Now, we'll re-examine the plot.

```{r, cache=TRUE}
ggplot(int_model_signif_df, mapping = aes(x = coef_time_TN, y = coef_time_TN_int_HS)) +
  geom_point(size = .5) +
  geom_smooth(method = "lm") +
  ggtitle("cor = -5.2%")
```
I'm not sure I really believe that this negative correlation coefficient is reliable, especially because requiring both effects to be "significant" imposes a very particular structure on the data.


It would perhaps be interesting to also look at this plot in the case that at least one of the coefficients is "significant".

```{r}
int_model_signif_df3 <- int_model_df %>%
  dplyr::filter(pval_time_TN < .05 | pval_time_TN_int_HS < .05)
```

Now, we have a very high correlation, which is expected.

```{r}
ggplot(int_model_signif_df3, mapping = aes(x = coef_time_TN, y = coef_time_TN_int_HS)) +
  geom_point(size = .5) +
  geom_smooth(method = "lm") +
  ggtitle("cor = 17.2%")
```
This coheres much more closely with the amplification hypothesis. However, excluding the subset of data around 0 still makes me a bit uncomfortable (though it's probably fine).

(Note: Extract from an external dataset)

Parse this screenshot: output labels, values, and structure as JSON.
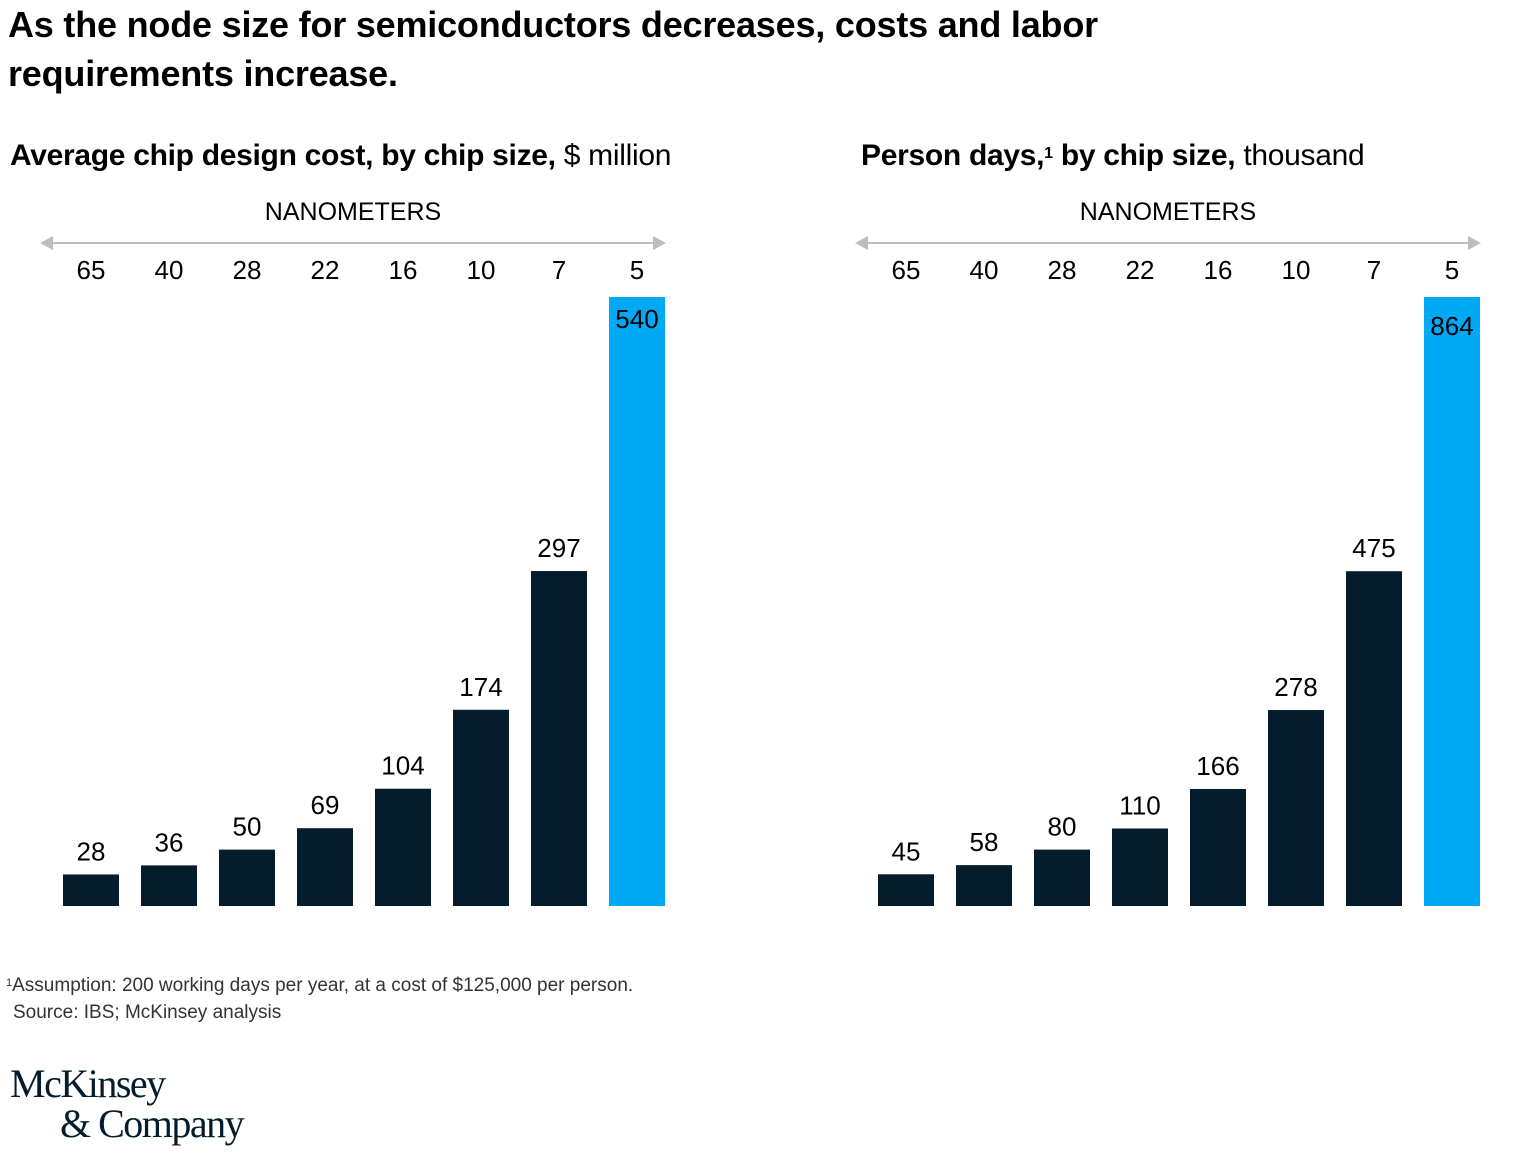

One other possible method of analysis would involve taking a weighted correlation, where we look at the entire dataset but weight each observation by the inverse of the sum of the variances on the two relevant coefficients. 

```{r}
int_model_df <- int_model_df %>%
  dplyr::mutate(weight = 1 / (se_time_TN ^ 2 + se_time_TN_int_HS ^ 2))
```

```{r}
weights::wtd.cors(
  x = int_model_df$coef_time_TN_int_HS, 
  y = int_model_df$coef_time_TN,
  weight = int_model_df$weight
)
```

The correlation seems about the same here as in the overall dataset. 

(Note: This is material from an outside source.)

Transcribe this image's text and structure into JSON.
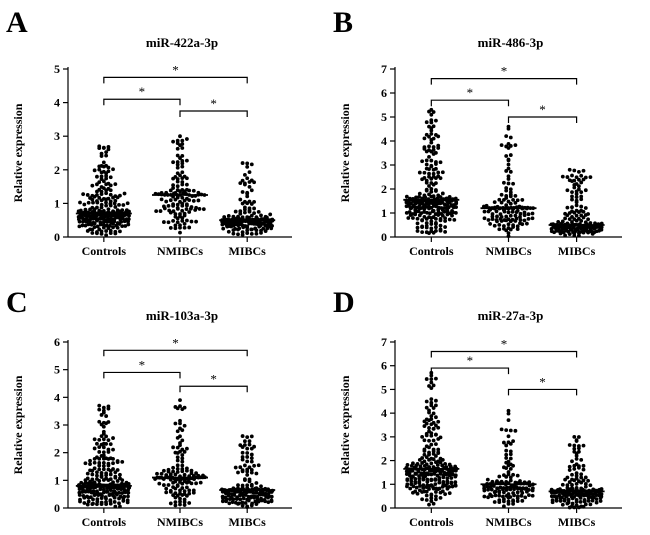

So, overall it seems that the interaction model does lend some amount of credence to the amplification hypothesis. However, I'm not really sure the best way to subset the data to test this hypothesis. Once we determine this precisely, I think that it would also be good to construct a permutation test where we shuffle the interaction term to get a null distribution for the correlation coefficient. This would allow us to more precisely assess the magnitude of the correlation between the coefficients.